May 29th 2014 Modeling States and Transitions in Relational Databases
One common problem in software development is how to model states and the transitions between them in a database—essentially, to persist a finite state machine. The quintessential examples of this problem are version control systems, which save the state of files over time, allowing users to examine the exact state of those files at any given point in their history. We can think of the contents of files at various points in time as states, and the edits that were made to those files as the state transitions.
There are two basic ways to persist this history to disk: saving the transitions, or saving the states. Subversion takes the former approach, saving the transitions as the diffs of files, and using those diffs to calculate the actual contents of the files at given points in time.
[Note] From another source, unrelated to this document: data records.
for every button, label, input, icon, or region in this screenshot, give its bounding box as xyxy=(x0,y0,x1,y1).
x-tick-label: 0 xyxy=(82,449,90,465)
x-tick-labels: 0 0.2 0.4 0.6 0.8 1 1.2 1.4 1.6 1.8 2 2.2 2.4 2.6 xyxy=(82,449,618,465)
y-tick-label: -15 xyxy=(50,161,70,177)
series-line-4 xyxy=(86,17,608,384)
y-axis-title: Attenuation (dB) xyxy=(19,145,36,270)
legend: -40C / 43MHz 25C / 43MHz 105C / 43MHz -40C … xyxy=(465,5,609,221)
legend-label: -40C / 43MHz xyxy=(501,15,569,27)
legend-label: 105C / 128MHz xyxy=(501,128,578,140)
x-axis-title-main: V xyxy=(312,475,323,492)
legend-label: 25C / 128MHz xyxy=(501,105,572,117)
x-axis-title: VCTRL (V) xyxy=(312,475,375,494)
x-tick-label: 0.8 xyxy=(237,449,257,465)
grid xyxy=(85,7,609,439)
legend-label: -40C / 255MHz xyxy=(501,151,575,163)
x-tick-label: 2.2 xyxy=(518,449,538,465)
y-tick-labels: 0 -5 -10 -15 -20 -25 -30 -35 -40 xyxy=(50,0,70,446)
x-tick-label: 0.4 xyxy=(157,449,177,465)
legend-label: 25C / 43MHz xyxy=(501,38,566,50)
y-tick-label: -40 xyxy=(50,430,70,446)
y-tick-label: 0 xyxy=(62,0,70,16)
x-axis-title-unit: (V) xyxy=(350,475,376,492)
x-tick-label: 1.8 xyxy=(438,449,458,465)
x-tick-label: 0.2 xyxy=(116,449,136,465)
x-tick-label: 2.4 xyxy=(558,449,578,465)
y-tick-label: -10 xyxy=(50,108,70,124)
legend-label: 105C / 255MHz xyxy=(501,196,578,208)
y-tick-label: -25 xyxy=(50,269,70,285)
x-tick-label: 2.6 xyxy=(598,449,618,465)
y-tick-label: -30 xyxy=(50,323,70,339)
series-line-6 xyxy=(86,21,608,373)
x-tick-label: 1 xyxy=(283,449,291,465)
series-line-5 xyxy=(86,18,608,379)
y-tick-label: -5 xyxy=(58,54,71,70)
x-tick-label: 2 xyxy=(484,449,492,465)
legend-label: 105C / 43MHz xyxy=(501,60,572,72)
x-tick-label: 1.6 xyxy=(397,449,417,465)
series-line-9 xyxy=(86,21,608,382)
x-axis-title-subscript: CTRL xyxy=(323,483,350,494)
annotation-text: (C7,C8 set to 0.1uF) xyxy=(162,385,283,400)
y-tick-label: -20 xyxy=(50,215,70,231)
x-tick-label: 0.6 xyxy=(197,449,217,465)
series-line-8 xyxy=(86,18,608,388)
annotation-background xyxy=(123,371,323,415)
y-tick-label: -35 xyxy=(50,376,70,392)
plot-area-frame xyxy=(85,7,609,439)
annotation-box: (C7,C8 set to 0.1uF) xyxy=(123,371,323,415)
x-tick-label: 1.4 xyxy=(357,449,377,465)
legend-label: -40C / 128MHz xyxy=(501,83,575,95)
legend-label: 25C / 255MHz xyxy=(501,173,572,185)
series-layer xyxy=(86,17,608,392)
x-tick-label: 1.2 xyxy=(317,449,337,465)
Git takes the opposite approach, saving snapshots of the file contents at discrete points in time, and using those snapshots to calculate the file diff that led to another snapshot.
But which system is best?
For a while, I worked for a startup that specialized in allowing users to purchase and trade digital cards. (Think baseball card collecting, but online.) Originally, the application modeled trades as a series of trade events. A trade could be in one of four states, which corresponded to the actions users could take on those trades:
- Proposed, for trades that had been offered;
- Accepted, for trades that had been accepted by the recipient;
- Rejected, for trades that had been declined by the recipient;
- Withdrawn, for trades that were canceled by the original user before the recipient could take action on them.
Trades could also be countered by the recipient, although this was not modeled as a fifth state; rather, it was modeled as a trade with the offeror and recipient flipped.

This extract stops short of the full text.